Tornaram-se muito populares, nos anos recentes, vídeos que mostram sessões de exorcismo e supostas curas de males produzidos pelo demônio. Também tem causado muita repercussão manifestações polêmicas do papa Francisco, que se expressa publicamente sobre temas em voga na mídia, como as relações homoafetivas, educação infantil e uso de drogas. Da mesma forma, ganham espaço na imprensa manobras de parlamentares brasileiros tentando impor uma agenda religiosa sobre questões de Estado. No entanto, não estamos falando de religião.
Temos tratado, no Observatório da Imprensa, do efeito crescente da mídia sobre a sociedade, especialmente na expansão exponencial da cultura de massa, impulsionada pelas tecnologias digitais de comunicação, e de como esse efeito se dá pela construção de simulacros.
O propósito é refletir sobre as consequências de se vivenciar a cópia em vez da vida real, e de observar como grandes contingentes de cidadãos podem ser levados a tomar atitudes contrárias a seus próprios interesses por causa dessa distorção.
Uma busca na internet em torno do nome do papa vai mostrar uma coleção de frases de grande apelo midiático, algumas beirando ideias progressistas, outras repetindo o espírito conservador da Igreja Católica. De vez em quando, ele experimenta uma polêmica, como quando tratou de planejamento familiar, mas em geral suas afirmações tomam o caminho fácil do lugar comum. E o lugar comum é um terreno pantanoso nesta contemporaneidade movida a mudanças.
Por outro lado, no território da mídia nacional, chama atenção a proliferação de eventos televisivos que têm como atração principal a figura do demônio. Explica-se: nos últimos cinco anos, duas das principais organizações chamadas neopentecostais vêm disputando a hegemonia no setor que os estudiosos chamam de “evangelho da prosperidade”, no qual o fiel busca não apenas a salvação de sua alma, mas principalmente um negócio com a divindade que lhe garanta o bem-estar material imediato.
O que esses episódios têm em comum é que nem os líderes das seitas chamadas de neopentecostais, nem o papa, estão praticando religião quando usam a mídia. Estão apenas construindo a imagem que vai posicioná-los nesse contexto mercadológico.
O negócio do diabo
O terreno do sagrado tem outras dimensões e, para a prática dos crentes, precisa apenas de fé e doutrina. As manifestações periféricas, como a cena de um papa chutando uma bola ou de um pastor, profeta, apóstolo (ou como queira ser chamado o líder da congregação), sacudindo o diabo para fora do corpo de alguém, são ações típicas de relações públicas.
No caso de Satanás, o filósofo Vilém Flusser já tratou de desmoralizá-lo publicamente, em sua biografia (não autorizada) intitulada A história do diabo.

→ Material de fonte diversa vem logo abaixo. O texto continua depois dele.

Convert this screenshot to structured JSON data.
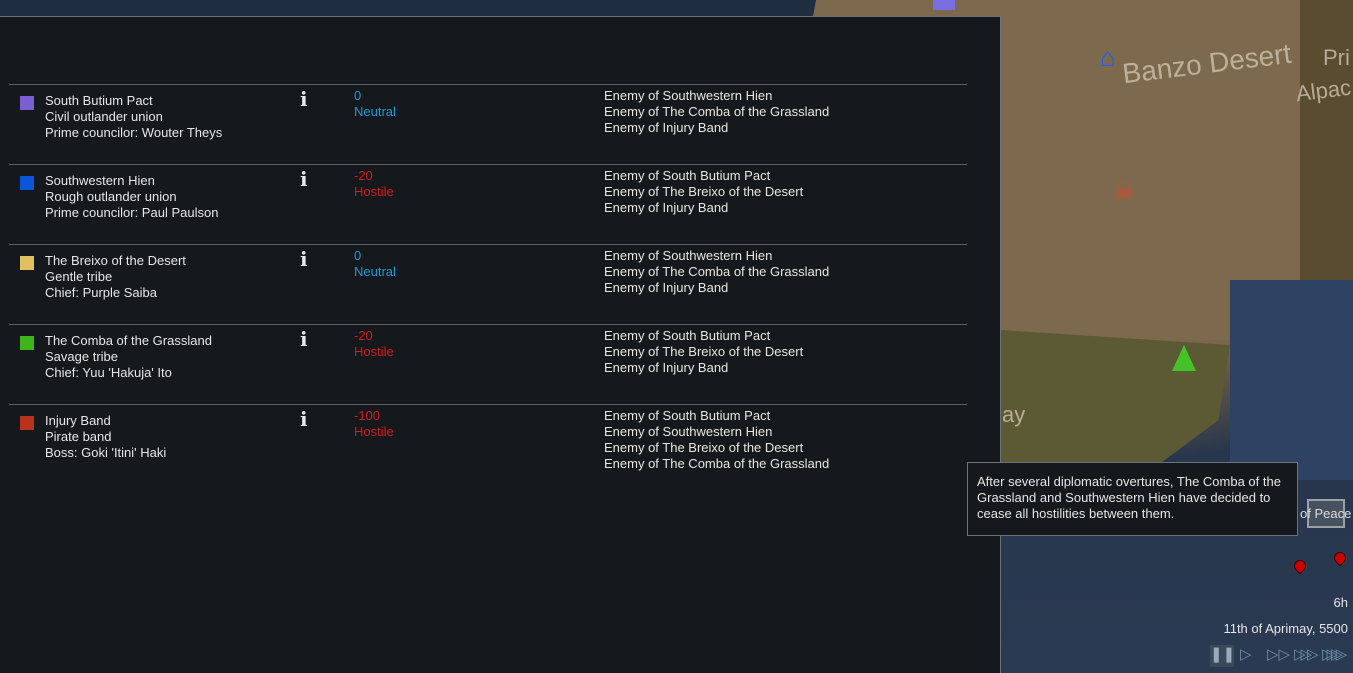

O personagem que frequenta templos da Igreja Universal do Reino de Deus, da Igreja Mundial do Poder de Deus e outras denominações semelhantes, é um simulacro do ser mítico que habita ainda hoje os temores mais recônditos do ser humano. Trata-se de um personagem de circo.
Aquilo que a mídia muitas vezes chama de religião nada mais é do que a encenação de um compromisso de negócio cuja principal característica é a monetização da salvação da alma que, para ser concretizada, necessita de um processo de securitização, no qual o risco permanente e cotidiano é a ameaça do demônio.
O pagamento do dízimo é o sinal que o crente dá para a aquisição do produto-salvação, que vem com o benefício da prosperidade. Mas esse patrimônio precisa ser protegido pelo seguro contra todas as tentações que possam afastar o fiel desse comércio.
A mulher que se celebrizou no Youtube (ver aqui) por declarar que seu intestino passou a funcionar por causa do “travesseirinho santo” do líder da Igreja Mundial, estava testemunhando o cumprimento desse contrato: o anjo caído havia dado um nó em suas tripas, e bastou comparecer ao culto, adquirir a pequena almofada azul e amarrá-la na cintura para desobstruir seu fluxo intestinal. Têm o mesmo sentido as sessões em que homossexuais são “curados”, numa repetição constante de um espetáculo no qual o demônio é a atração principal.
Qual é o problema? Nenhum, a não ser o fato de que não se trata de religião. Trata-se de um negócio que ocupa canais públicos de rádio e televisão, enquanto as emissoras educativas vivem às moscas e emissoras comunitárias são caçadas como piratas.